When it comes to reproduction, one type of red algae gets by with a little help from its friends: small sea crustaceans that transport sex cells between male and female algae, like pollen-laden bees buzzing between flowers.
The discovery is the first known example of animal-driven “pollination” in algae, researchers report in the July 29 Science. Both the red algae and crustaceans belong to far more ancient groups than land plants do, raising the possibility that a form of pollination first evolved in the ocean, hundreds of millions earlier than originally thought.
Pollination typically describes the transfer of male sex cells — pollen — to a female flower, usually on land. Then in 2016, researchers discovered that various marine invertebrates “pollinate” seagrass flowers by feeding on and moving between the gelatinous pollen masses of seagrasses, which are descended from land plants. But nothing similar had yet been documented in algae.
Like other red algae, Gracilaria gracilis doesn’t have free-swimming male sex cells. Called spermatia, its sex cells were typically thought to be dispersed to female algae by the flow of water, much like how wind can spread pollen to fertilize certain land plants.
In the new study, Myriam Valero, a population geneticist at the Sorbonne University in Paris, and her colleagues were studying the genetics and mating of G. gracilis. After collecting samples of the seaweed and storing them in laboratory tanks, the team kept noticing hundreds of small, oblong crustaceans in the tanks. This discovery and the similarity of the algae’s spermatia to pollen led the team to wonder if the crustaceans help “pollinate” the algae.

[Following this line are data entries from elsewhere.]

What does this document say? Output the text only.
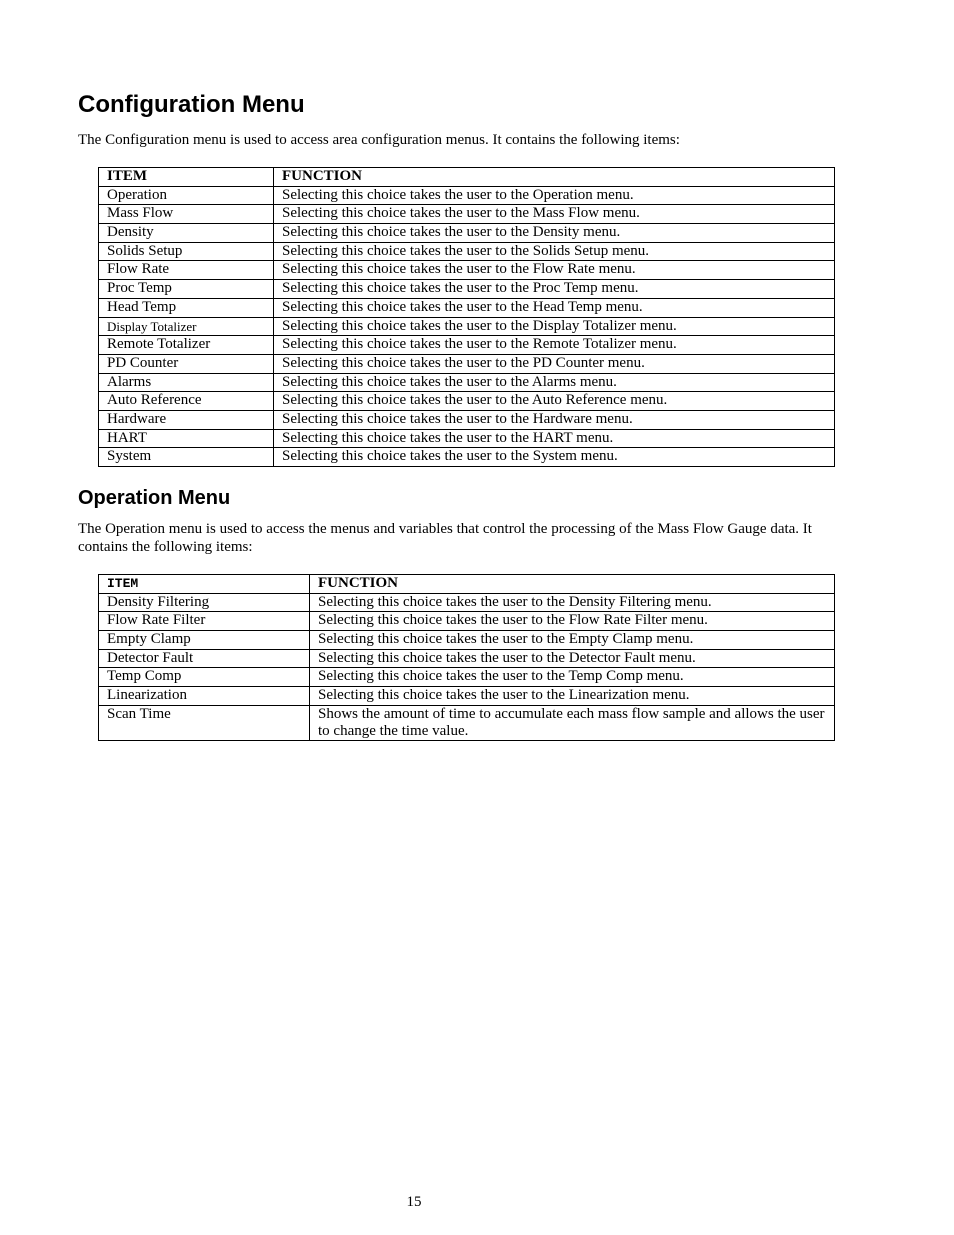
Configuration Menu

The Configuration menu is used to access area configuration menus. It contains the following items:

ITEM	FUNCTION
Operation	Selecting this choice takes the user to the Operation menu.
Mass Flow	Selecting this choice takes the user to the Mass Flow menu.
Density	Selecting this choice takes the user to the Density menu.
Solids Setup	Selecting this choice takes the user to the Solids Setup menu.
Flow Rate	Selecting this choice takes the user to the Flow Rate menu.
Proc Temp	Selecting this choice takes the user to the Proc Temp menu.
Head Temp	Selecting this choice takes the user to the Head Temp menu.
Display Totalizer	Selecting this choice takes the user to the Display Totalizer menu.
Remote Totalizer	Selecting this choice takes the user to the Remote Totalizer menu.
PD Counter	Selecting this choice takes the user to the PD Counter menu.
Alarms	Selecting this choice takes the user to the Alarms menu.
Auto Reference	Selecting this choice takes the user to the Auto Reference menu.
Hardware	Selecting this choice takes the user to the Hardware menu.
HART	Selecting this choice takes the user to the HART menu.
System	Selecting this choice takes the user to the System menu.
Operation Menu

The Operation menu is used to access the menus and variables that control the processing of the Mass Flow Gauge data. It contains the following items:

ITEM	FUNCTION
Density Filtering	Selecting this choice takes the user to the Density Filtering menu.
Flow Rate Filter	Selecting this choice takes the user to the Flow Rate Filter menu.
Empty Clamp	Selecting this choice takes the user to the Empty Clamp menu.
Detector Fault	Selecting this choice takes the user to the Detector Fault menu.
Temp Comp	Selecting this choice takes the user to the Temp Comp menu.
Linearization	Selecting this choice takes the user to the Linearization menu.
Scan Time	Shows the amount of time to accumulate each mass flow sample and allows the user to change the time value.
15
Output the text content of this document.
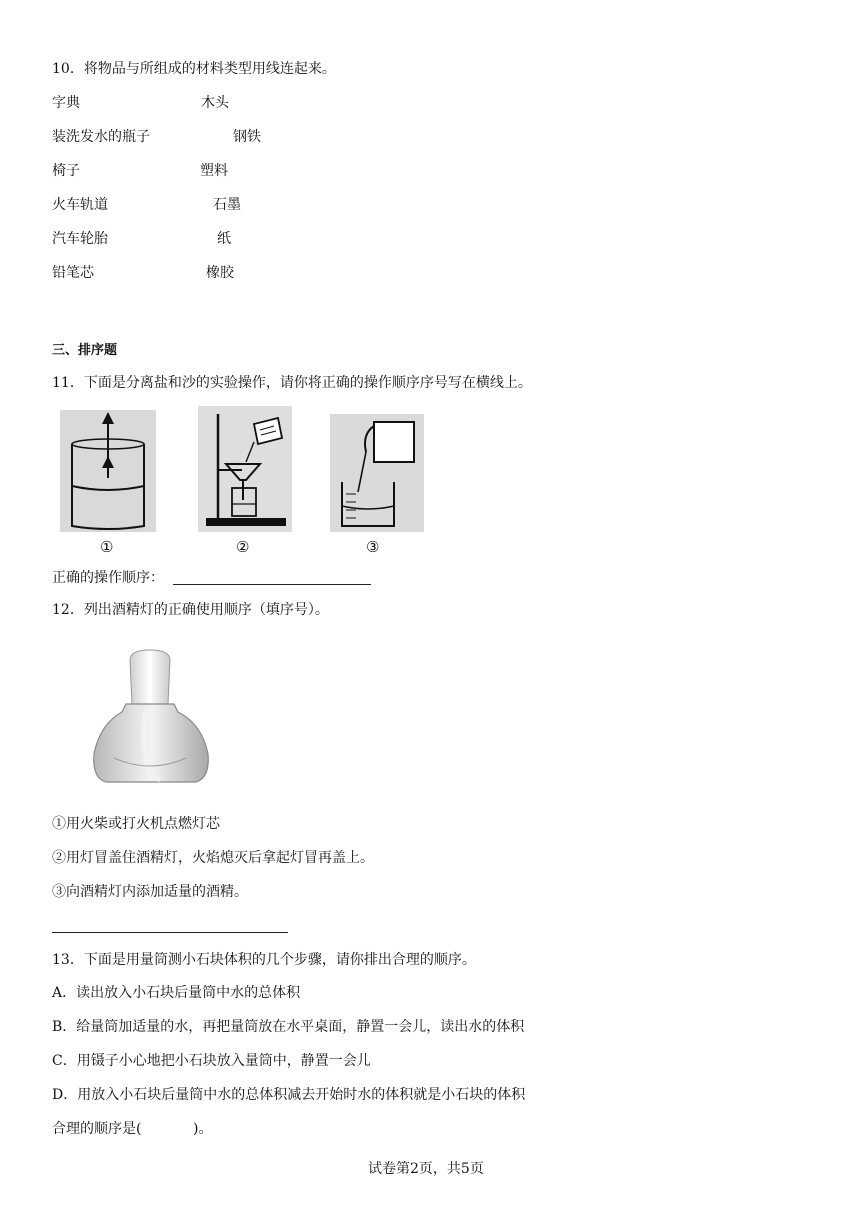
10．将物品与所组成的材料类型用线连起来。
字典	木头
装洗发水的瓶子	钢铁
椅子	塑料
火车轨道	石墨
汽车轮胎	纸
铅笔芯	橡胶
三、排序题
11．下面是分离盐和沙的实验操作，请你将正确的操作顺序序号写在横线上。
①	②	③
正确的操作顺序：
12．列出酒精灯的正确使用顺序（填序号）。
①用火柴或打火机点燃灯芯
②用灯冒盖住酒精灯，火焰熄灭后拿起灯冒再盖上。
③向酒精灯内添加适量的酒精。
13．下面是用量筒测小石块体积的几个步骤，请你排出合理的顺序。
A．读出放入小石块后量筒中水的总体积
B．给量筒加适量的水，再把量筒放在水平桌面，静置一会儿，读出水的体积
C．用镊子小心地把小石块放入量筒中，静置一会儿
D．用放入小石块后量筒中水的总体积减去开始时水的体积就是小石块的体积
合理的顺序是(	)。
试卷第2页，共5页
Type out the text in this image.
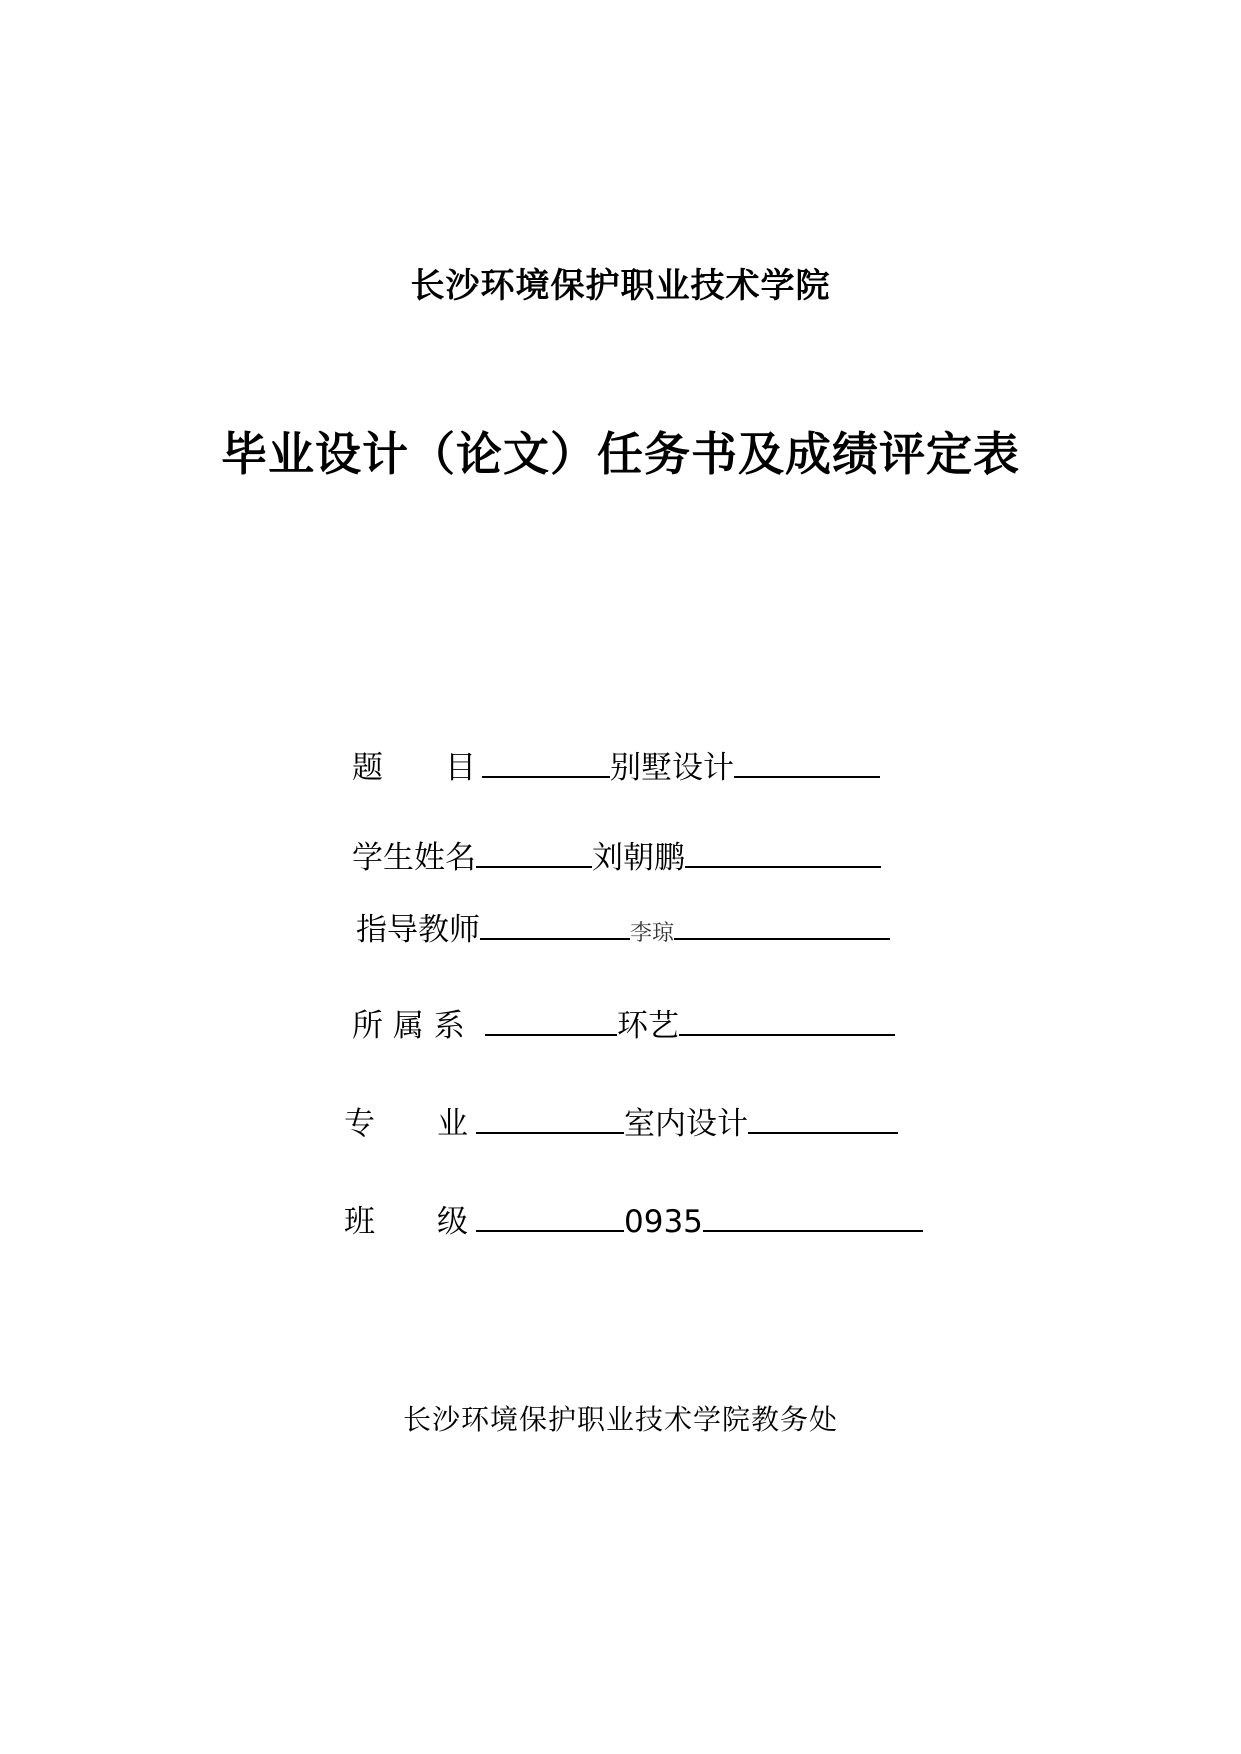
长沙环境保护职业技术学院
毕业设计（论文）任务书及成绩评定表
题　　目	别墅设计
学生姓名	刘朝鹏
指导教师	李琼
所 属 系	环艺
专　　业	室内设计
班　　级	0935
长沙环境保护职业技术学院教务处
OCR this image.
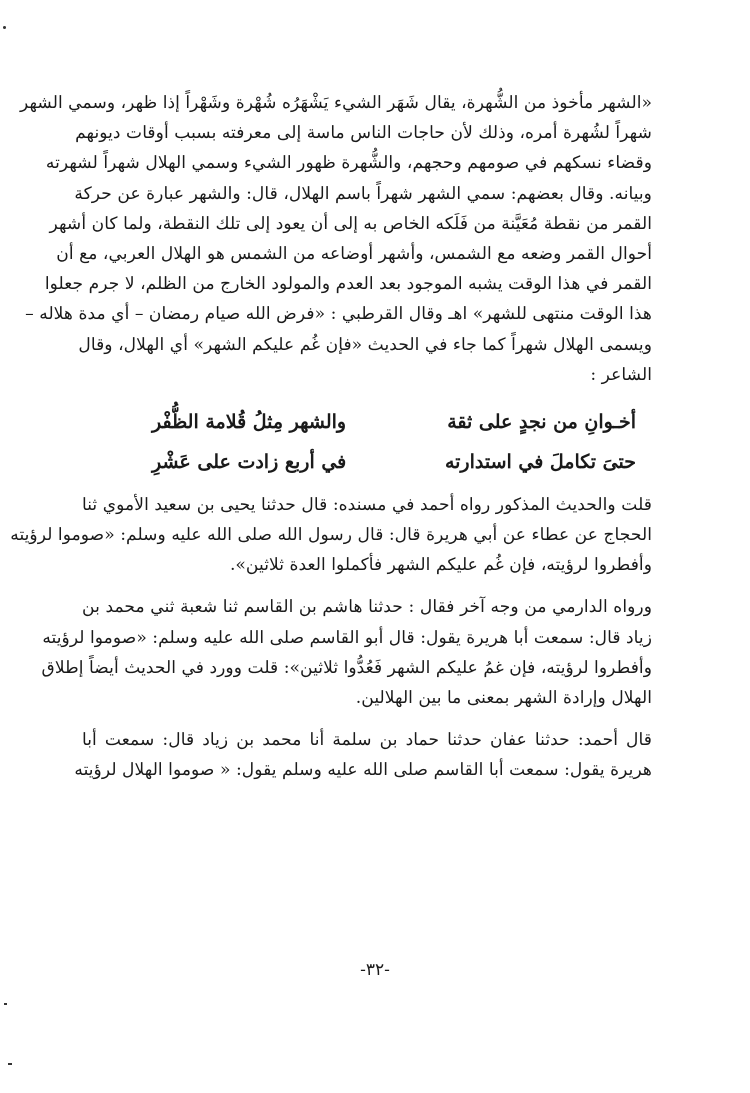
«الشهر مأخوذ من الشُّهرة، يقال شَهَر الشيء يَشْهَرُه شُهْرة وشَهْراً إذا ظهر، وسمي الشهر
شهراً لشُهرة أمره، وذلك لأن حاجات الناس ماسة إلى معرفته بسبب أوقات ديونهم
وقضاء نسكهم في صومهم وحجهم، والشُّهرة ظهور الشيء وسمي الهلال شهراً لشهرته
وبيانه. وقال بعضهم: سمي الشهر شهراً باسم الهلال، قال: والشهر عبارة عن حركة
القمر من نقطة مُعَيَّنة من فَلَكه الخاص به إلى أن يعود إلى تلك النقطة، ولما كان أشهر
أحوال القمر وضعه مع الشمس، وأشهر أوضاعه من الشمس هو الهلال العربي، مع أن
القمر في هذا الوقت يشبه الموجود بعد العدم والمولود الخارج من الظلم، لا جرم جعلوا
هذا الوقت منتهى للشهر» اهـ وقال القرطبي : «فرض الله صيام رمضان – أي مدة هلاله –
ويسمى الهلال شهراً كما جاء في الحديث «فإن غُم عليكم الشهر» أي الهلال، وقال
الشاعر :
أخـوانِ من نجدٍ على ثقة
والشهر مِثلُ قُلامة الظُّفْر
حتىَ تكاملَ في استدارته
في أربع زادت على عَشْرِ
قلت والحديث المذكور رواه أحمد في مسنده: قال حدثنا يحيى بن سعيد الأموي ثنا
الحجاج عن عطاء عن أبي هريرة قال: قال رسول الله صلى الله عليه وسلم: «صوموا لرؤيته
وأفطروا لرؤيته، فإن غُم عليكم الشهر فأكملوا العدة ثلاثين».
ورواه الدارمي من وجه آخر فقال : حدثنا هاشم بن القاسم ثنا شعبة ثني محمد بن
زياد قال: سمعت أبا هريرة يقول: قال أبو القاسم صلى الله عليه وسلم: «صوموا لرؤيته
وأفطروا لرؤيته، فإن غمُ عليكم الشهر فَعُدُّوا ثلاثين»: قلت وورد في الحديث أيضاً إطلاق
الهلال وإرادة الشهر بمعنى ما بين الهلالين.
قال أحمد: حدثنا عفان حدثنا حماد بن سلمة أنا محمد بن زياد قال: سمعت أبا
هريرة يقول: سمعت أبا القاسم صلى الله عليه وسلم يقول: « صوموا الهلال لرؤيته
-٣٢-
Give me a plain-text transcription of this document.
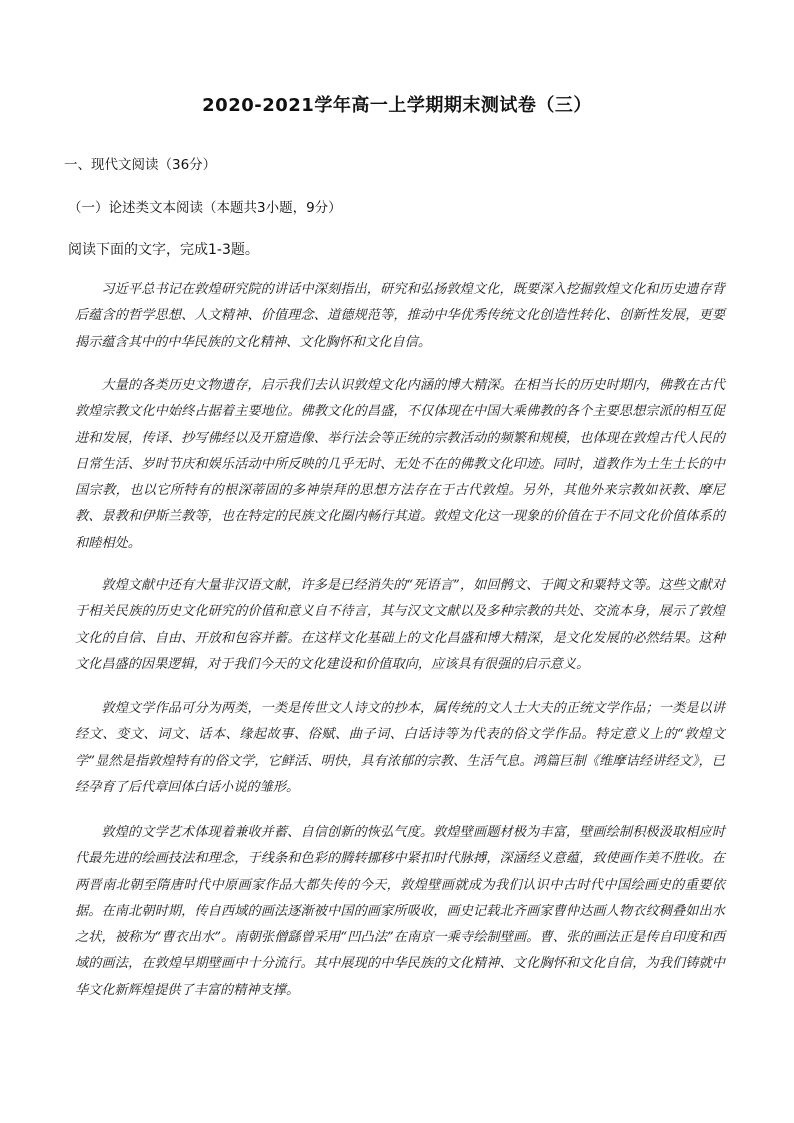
2020-2021学年高一上学期期末测试卷（三）
一、现代文阅读（36分）
（一）论述类文本阅读（本题共3小题，9分）
阅读下面的文字，完成1-3题。

习近平总书记在敦煌研究院的讲话中深刻指出，研究和弘扬敦煌文化，既要深入挖掘敦煌文化和历史遗存背后蕴含的哲学思想、人文精神、价值理念、道德规范等，推动中华优秀传统文化创造性转化、创新性发展，更要揭示蕴含其中的中华民族的文化精神、文化胸怀和文化自信。

大量的各类历史文物遗存，启示我们去认识敦煌文化内涵的博大精深。在相当长的历史时期内，佛教在古代敦煌宗教文化中始终占据着主要地位。佛教文化的昌盛，不仅体现在中国大乘佛教的各个主要思想宗派的相互促进和发展，传译、抄写佛经以及开窟造像、举行法会等正统的宗教活动的频繁和规模，也体现在敦煌古代人民的日常生活、岁时节庆和娱乐活动中所反映的几乎无时、无处不在的佛教文化印迹。同时，道教作为土生土长的中国宗教，也以它所特有的根深蒂固的多神崇拜的思想方法存在于古代敦煌。另外，其他外来宗教如祆教、摩尼教、景教和伊斯兰教等，也在特定的民族文化圈内畅行其道。敦煌文化这一现象的价值在于不同文化价值体系的和睦相处。

敦煌文献中还有大量非汉语文献，许多是已经消失的“死语言”，如回鹘文、于阗文和粟特文等。这些文献对于相关民族的历史文化研究的价值和意义自不待言，其与汉文文献以及多种宗教的共处、交流本身，展示了敦煌文化的自信、自由、开放和包容并蓄。在这样文化基础上的文化昌盛和博大精深，是文化发展的必然结果。这种文化昌盛的因果逻辑，对于我们今天的文化建设和价值取向，应该具有很强的启示意义。

敦煌文学作品可分为两类，一类是传世文人诗文的抄本，属传统的文人士大夫的正统文学作品；一类是以讲经文、变文、词文、话本、缘起故事、俗赋、曲子词、白话诗等为代表的俗文学作品。特定意义上的“敦煌文学”显然是指敦煌特有的俗文学，它鲜活、明快，具有浓郁的宗教、生活气息。鸿篇巨制《维摩诘经讲经文》，已经孕育了后代章回体白话小说的雏形。

敦煌的文学艺术体现着兼收并蓄、自信创新的恢弘气度。敦煌壁画题材极为丰富，壁画绘制积极汲取相应时代最先进的绘画技法和理念，于线条和色彩的腾转挪移中紧扣时代脉搏，深涵经义意蕴，致使画作美不胜收。在两晋南北朝至隋唐时代中原画家作品大都失传的今天，敦煌壁画就成为我们认识中古时代中国绘画史的重要依据。在南北朝时期，传自西域的画法逐渐被中国的画家所吸收，画史记载北齐画家曹仲达画人物衣纹稠叠如出水之状，被称为“曹衣出水”。南朝张僧繇曾采用“凹凸法”在南京一乘寺绘制壁画。曹、张的画法正是传自印度和西域的画法，在敦煌早期壁画中十分流行。其中展现的中华民族的文化精神、文化胸怀和文化自信，为我们铸就中华文化新辉煌提供了丰富的精神支撑。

Crustaceans called Idotea balthica move from a male red alga to a female one. A new study finds that the isopods spread the algae’s sex cells, aiding reproduction.
In the lab, the researchers placed male and female algae 15 centimeters apart in tanks with no water movement. Some tanks also included the centimeters-long Idotea balthica, a type of isopod crustacean, while others didn’t. When a successful fertilization occurs on the body of a female red algae, it creates a bubblelike structure called a cystocarp. By counting cystocarps, the team quantified how many spermatia were reaching and fertilizing the female algae. When isopods were present, fertilization success was about 20 times as high as in their absence.
The team also set up tanks with just female algae and isopods exposed to male algae earlier. Some of the female algae then bore cystocarps, offering more evidence that the crustaceans — relatives of land-living pill bugs — shuttle sex cells between algal stalks. The team further confirmed the isopods’ role when looking at the crustaceans under a high-powered microscope — like bumblebees dusted with pollen, the creatures had spermatia stuck all over their bodies.
The discovery hints that algae may have been among the very first organisms to reproduce using animals to spread sex cells.
© Wilfried Thomas/Station Biologique de Roscoff/CNRS, SU
There was already evidence that animal-driven fertilization and pollination-like services evolved before land-based flower pollination. Scorpion flies may have pollinated conifers tens of millions of years before flowering plants evolved roughly 130 million years ago (SN: 11/5/09). Mosses, which are very similar to the first land plants that evolved about 300 million years before flowering plants, can be fertilized by tiny arthropods. Red algae are possibly more than 800 million years old, and complex animal life dates back more than half a billion years. That means animal-driven fertilization could have arisen even earlier than scientists realized.
“Such a system could extend to the Precambrian when red algae were present,” says Conrad Labandeira, a paleobiologist at the Smithsonian National Museum of Natural History in Washington, D.C. The pollinators wouldn’t have been isopods, he says, but very early arthropod groups.
Water movement may still help G. gracilis to spread its spermatia. But much of the algae’s fertilization occurs in rocky pools at low tide, when the water is calm, Valero says. “We think that the influence of the Idotea might be very important in those conditions.”
In return for their services, the isopods may gain shelter from the bushy algae and access to food stuck to their surface.
The team now wants to know if other red algae also use animal “pollinators” and if more than one animal partner is involved in algae reproduction.